Ben bunu göz dağı olarak görüyorum. Siyasette bu olmamalı. Sayın Erdoğan güya ‘Elimizde bir şey yok, kendiliğinden meydana geliyor’ diyor ama kendilerinin ifadeleri olmasa, bunu kınayabilseler çok daha farklı olur. 200 metre uzaktan İYİ Parti’nin il binasının camları kırılıyor. Binde bir olur, binde 999 ne olacak? Bu siyasetin çirkin yüzü, herkes tepki göstermeli, ihtimal gündeme bile gelmemeli. Bunlar AKP’ye fayda değil zarar veriyor. Bu tehdit anlamındadır ve insanlar tehditten ne olursa olsun hoşlanmazlar. 
‘Seccade meselesini nasıl karşıladınız?
Demek ki orada namaz kılanlar olmuş, hemen seccadelerin ortadan kalkması gerekirdi. Sayın Kılıçdaroğlu da kalktı, özür diledi, ‘Görmemişim’ dedi. Biz onun özrünü kabul etmeyeceğiz, seccade dolaşacak. Seccade namaz kılınan bir bez parçası. Özel olarak hazırlanır. İlle de namaz için seccade sermeye ihtiyaç yok. Sırf temizliktir. Evimde ben halının üzerinde kılarım. Biliyorum ki kimse ayakkabısıyla gelmiyor. Ayrıca seccade sermem. Serdiğimiz zaman da olur. Onun için seccadeyi kutsamak doğru değil. Seccade çevre kirliyse temiz bir zeminde namaz kılabilmek için oluşturulmuş bir imkan. 
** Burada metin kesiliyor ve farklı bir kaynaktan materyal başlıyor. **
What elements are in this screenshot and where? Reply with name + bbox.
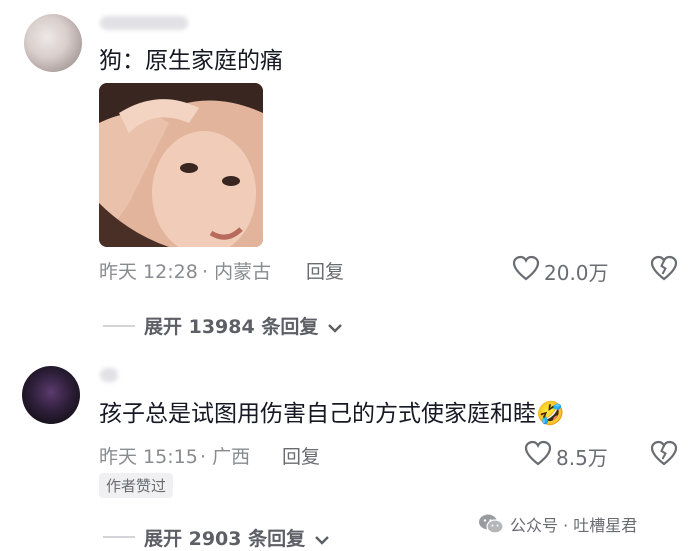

Seçime olumsuz bir etkisi olur mu?
Bu kadar menfi tavır Kılıçdaroğlu’na karşı husumet besleyenlerin husumetini artırır. Ama bitaraf duranlara da ‘Yeter artık bu kadar da olmaz’ dedirtir.

Geçen seçimde partinizden 2 kişi öldürüldü, dava ne durumda?
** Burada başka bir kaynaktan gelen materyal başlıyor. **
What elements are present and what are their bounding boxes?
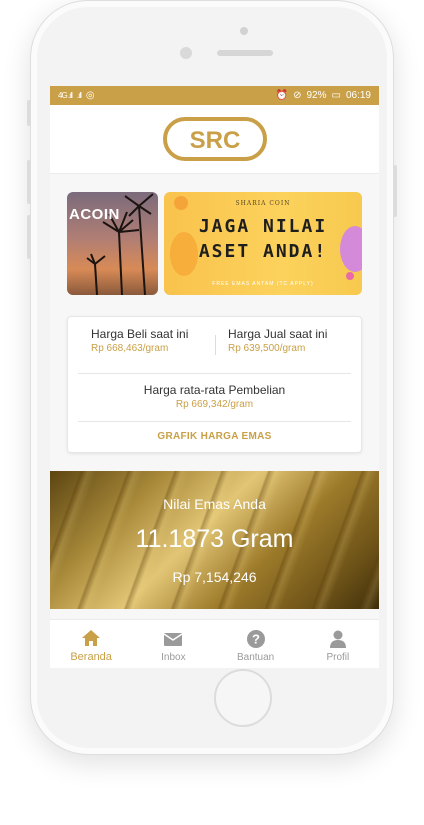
src-logo: SRC — [162, 117, 267, 161]
help-icon: ? — [246, 630, 265, 648]
divider — [78, 421, 351, 422]
nav-profil[interactable]: Profil — [297, 620, 379, 668]
sell-price-value: Rp 639,500/gram — [228, 343, 306, 354]
banner2-title: JAGA NILAI ASET ANDA! — [164, 214, 362, 264]
mute-icon: ⊘ — [293, 90, 302, 101]
sell-price: Harga Jual saat ini Rp 639,500/gram — [215, 327, 362, 354]
sell-price-label: Harga Jual saat ini — [228, 327, 328, 341]
buy-price: Harga Beli saat ini Rp 668,463/gram — [68, 327, 215, 354]
alarm-icon: ⏰ — [275, 90, 289, 101]
average-price-label: Harga rata-rata Pembelian — [143, 383, 286, 397]
gold-balance-label: Nilai Emas Anda — [163, 496, 266, 512]
proximity-sensor — [240, 27, 248, 35]
promo-banner-2[interactable]: SHARIA COIN JAGA NILAI ASET ANDA! FREE E… — [164, 192, 362, 295]
promo-banner-1[interactable]: ACOIN — [67, 192, 158, 295]
nav-label: Bantuan — [236, 652, 275, 663]
status-bar: 4G .ıll .ıll ◎ ⏰ ⊘ 92% ▭ 06:19 — [50, 86, 379, 105]
home-icon — [82, 630, 101, 646]
banner2-brand: SHARIA COIN — [235, 200, 291, 207]
battery-percent: 92% — [306, 90, 327, 101]
nav-beranda[interactable]: Beranda — [50, 620, 132, 668]
front-camera — [180, 47, 192, 59]
app-header: SRC — [50, 105, 379, 174]
power-button — [393, 165, 397, 217]
battery-icon: ▭ — [331, 90, 341, 101]
banner2-title-line2: ASET ANDA! — [198, 241, 328, 262]
clock: 06:19 — [345, 90, 371, 101]
home-button[interactable] — [214, 669, 272, 727]
banner2-footer: FREE EMAS ANTAM (TC APPLY) — [212, 281, 314, 287]
promo-carousel[interactable]: ACOIN SHARIA COIN JAGA NILAI ASET ANDA! … — [50, 192, 379, 296]
mail-icon — [163, 633, 183, 646]
signal-icon-2: .ıll — [76, 91, 82, 100]
user-icon — [329, 630, 346, 648]
banner2-title-line1: JAGA NILAI — [198, 216, 328, 237]
signal-icon: 4G .ıll — [58, 91, 73, 100]
nav-bantuan[interactable]: ? Bantuan — [215, 620, 297, 668]
divider — [78, 373, 351, 374]
app-screen: 4G .ıll .ıll ◎ ⏰ ⊘ 92% ▭ 06:19 SRC ACOIN… — [50, 86, 379, 668]
mute-switch — [27, 100, 31, 126]
volume-up-button — [27, 160, 31, 204]
nav-label: Beranda — [70, 651, 112, 663]
price-row: Harga Beli saat ini Rp 668,463/gram Harg… — [68, 327, 361, 361]
buy-price-value: Rp 668,463/gram — [91, 343, 169, 354]
wifi-icon: ◎ — [85, 90, 95, 101]
average-price: Harga rata-rata Pembelian Rp 669,342/gra… — [68, 383, 361, 410]
volume-down-button — [27, 215, 31, 259]
nav-label: Inbox — [161, 652, 186, 663]
banner1-text: ACOIN — [69, 206, 120, 223]
buy-price-label: Harga Beli saat ini — [91, 327, 189, 341]
gold-balance-panel: Nilai Emas Anda 11.1873 Gram Rp 7,154,24… — [50, 471, 379, 609]
gold-price-card: Harga Beli saat ini Rp 668,463/gram Harg… — [67, 316, 362, 453]
gold-balance-value: Rp 7,154,246 — [172, 569, 257, 585]
nav-label: Profil — [326, 652, 350, 663]
average-price-value: Rp 669,342/gram — [175, 399, 254, 410]
bottom-nav: Beranda Inbox ? Bantuan Profil — [50, 619, 379, 668]
decor-dot-pink — [346, 272, 354, 280]
svg-text:?: ? — [252, 632, 260, 647]
speaker-grille — [217, 50, 273, 56]
gold-price-chart-link[interactable]: GRAFIK HARGA EMAS — [68, 431, 361, 442]
logo-text: SRC — [189, 127, 240, 154]
nav-inbox[interactable]: Inbox — [132, 620, 214, 668]
gold-balance-amount: 11.1873 Gram — [135, 525, 294, 553]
Suçlu belli, alındı. Biri daha vardı, onu takip edemediler. Babaları hüküm giydi. Ona da 6-7 ay önce yaş haddinden evde mahkumiyetini tamamlama kararı verildi, hapisten çıkardılar. Ev hapsinde. Fiilen o katlim yapıldığı zaman seçimin iptal edilmesi gerekirdi. Ama belediye başkanı seçildi ve makamına oturdu. Kabul edilebilir bir şey değil.

İstanbul Sözleşmesi konusu sizin açınızdan ittifak içinde tartışmalı görünüyor, ne dersiniz?
İstanbul Sözleşmesi lafzını kullanmadan tüm siyasi parti liderlerine aktardım. Şu anda dünyada iki büyük tehlike var. Biri ailenin tahrip olması. ABD, AB bunun için ciddi hamle içinde. Trump mahkemeye, düştü ifade verdi. Son çıkışı ‘Geldiğimde eş cinsel evliliği kaldıracağım’ dedi. Aile toplumun temelidir, aile tahrip olursa toplum tahrip olur. Böyle bir konuda bizim tavizimiz olmaz. İkincisi de BOP. Dünyayı bir felakete doğru götürüyor. Bu, yalnızca Türkiye’yi değil dünyanın şeklini değiştirecek bir proje.